Иные на него внимания не обращали, другие, напротив, становясь боком и прикрывая руками, полами пиджака или пальто, вожделенное от жадных взглядов юного поэта скрывали. Были и шикавшие, прогоняя. Реагировал поэт решительно и стремительно: зиппер вверх — к выходу — поминайте, как звали.
Несколько раз, завидев интерес юного зрителя, ему подмигивали, без слов приглашая вместе дрочить. Так он несколько раз даже кончил, что понравилось куда больше, чем дома одному-одинешеньке всухомятку.
И однажды… Все ведь, хорошее и плохое, бывает однажды. Случилось. Произошло. Нет, все же случилось.
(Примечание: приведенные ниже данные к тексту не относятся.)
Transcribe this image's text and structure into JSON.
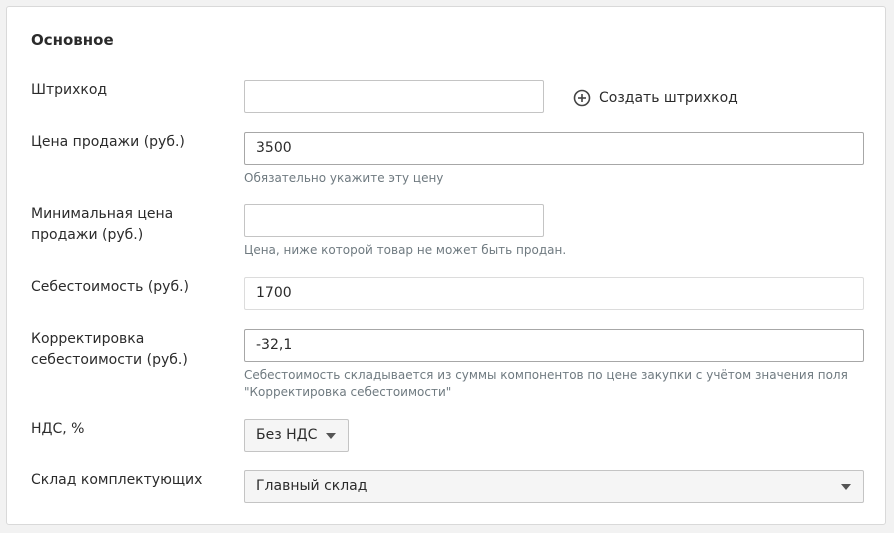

Как обычно, пристроился к любимой натуре — солидному мэну, прекрасно одетому, который не только не шуганул, но в ответ на более чем внимательный взгляд пристально посмотрел на его малогабаритный писеныш, после чего выпростал огромно отвисшие яйца, жестом показав то же ему повторить. Разглядывание длилось недолго. К сожалению юного, старший тщательно, бережно уложил все обратно и повернулся уйти. Но! При этом почти незаметно кивнул, и через полчаса состоялась, произошла, случилась их первая встреча, успешная очень отчасти. Юный поэт терял невинность жутко нервно, ужасно растерянно, совсем бестолково.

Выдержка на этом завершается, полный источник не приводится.